Boosting Theory-of-Mind Performance in Large Language Models via Prompting

Shima Rahimi Moghaddam,Christopher J. Honey
2023-04-26
Abstract:Large language models (LLMs) excel in many tasks in 2023, but they still face challenges in complex reasoning. Theory-of-mind (ToM) tasks, which require understanding agents' beliefs, goals, and mental states, are essential for common-sense reasoning involving humans, making it crucial to enhance LLM performance in this area. This study measures the ToM performance of GPT-4 and three GPT-3.5 variants (Davinci-2, Davinci-3, GPT-3.5-Turbo), and investigates the effectiveness of in-context learning in improving their ToM comprehension. We evaluated prompts featuring two-shot chain of thought reasoning and step-by-step thinking instructions. We found that LLMs trained with Reinforcement Learning from Human Feedback (RLHF) (all models excluding Davinci-2) improved their ToM accuracy via in-context learning. GPT-4 performed best in zero-shot settings, reaching nearly 80% ToM accuracy, but still fell short of the 87% human accuracy on the test set. However, when supplied with prompts for in-context learning, all RLHF-trained LLMs exceeded 80% ToM accuracy, with GPT-4 reaching 100%. These results demonstrate that appropriate prompting enhances LLM ToM reasoning, and they underscore the context-dependent nature of LLM cognitive capacities.
Artificial Intelligence,Computation and Language
What problem does this paper attempt to address?

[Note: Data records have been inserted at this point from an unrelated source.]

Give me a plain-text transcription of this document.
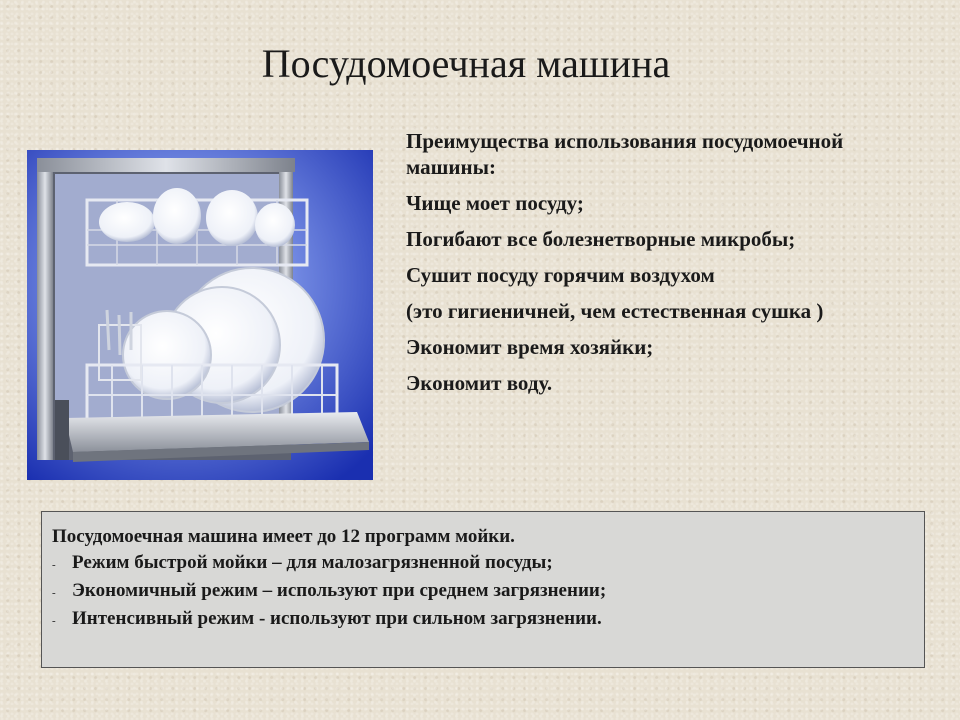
Посудомоечная машина
Преимущества использования посудомоечной машины:
Чище моет посуду;
Погибают все болезнетворные микробы;
Сушит посуду горячим воздухом
(это гигиеничней, чем естественная сушка )
Экономит время хозяйки;
Экономит воду.
Посудомоечная машина имеет до 12 программ мойки.
- Режим быстрой мойки – для малозагрязненной посуды;
- Экономичный режим – используют при среднем загрязнении;
- Интенсивный режим - используют при сильном загрязнении.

The problem that this paper attempts to solve is: large - language models (LLMs) perform poorly in tasks that require understanding an individual's mental state (i.e., "theory of mind" or ToM tasks). These tasks require the model to be able to understand the beliefs, goals, and mental states of agents, which are crucial for common - sense reasoning involving humans. Therefore, the research aims to evaluate and improve the performance of LLMs in ToM tasks, especially by using appropriate prompting methods to enhance their performance. Specifically, the paper attempts to solve the problem through the following points: 1. **Evaluating the ToM performance of different LLMs**: The research selected GPT - 4 and three GPT - 3.5 variants (Davinci - 2, Davinci - 3, GPT - 3.5 - Turbo) and tested their performance in ToM tasks in a zero - sample setting. 2. **Exploring the effectiveness of in - context learning**: The researchers designed different prompting methods, including two - shot chain - of - thought (CoT) and step - by - step (SS), to evaluate whether these methods can effectively improve the ToM understanding ability of LLMs. 3. **Analyzing the effects of prompting methods**: Through experimental data, the researchers analyzed the impact of different prompting methods on the ToM performance of LLMs and explored why these methods are effective. 4. **Comparing the performance of humans and models**: The research also compared the performance of humans on the same tasks to evaluate the actual level of LLMs in ToM tasks. Through the above methods, the paper aims to reveal how to improve the performance of LLMs in complex reasoning tasks, especially those involving understanding an individual's mental state, through appropriate prompting strategies. This not only helps to improve the application of LLMs in related tasks but also provides valuable insights for further exploring the cognitive abilities of LLMs.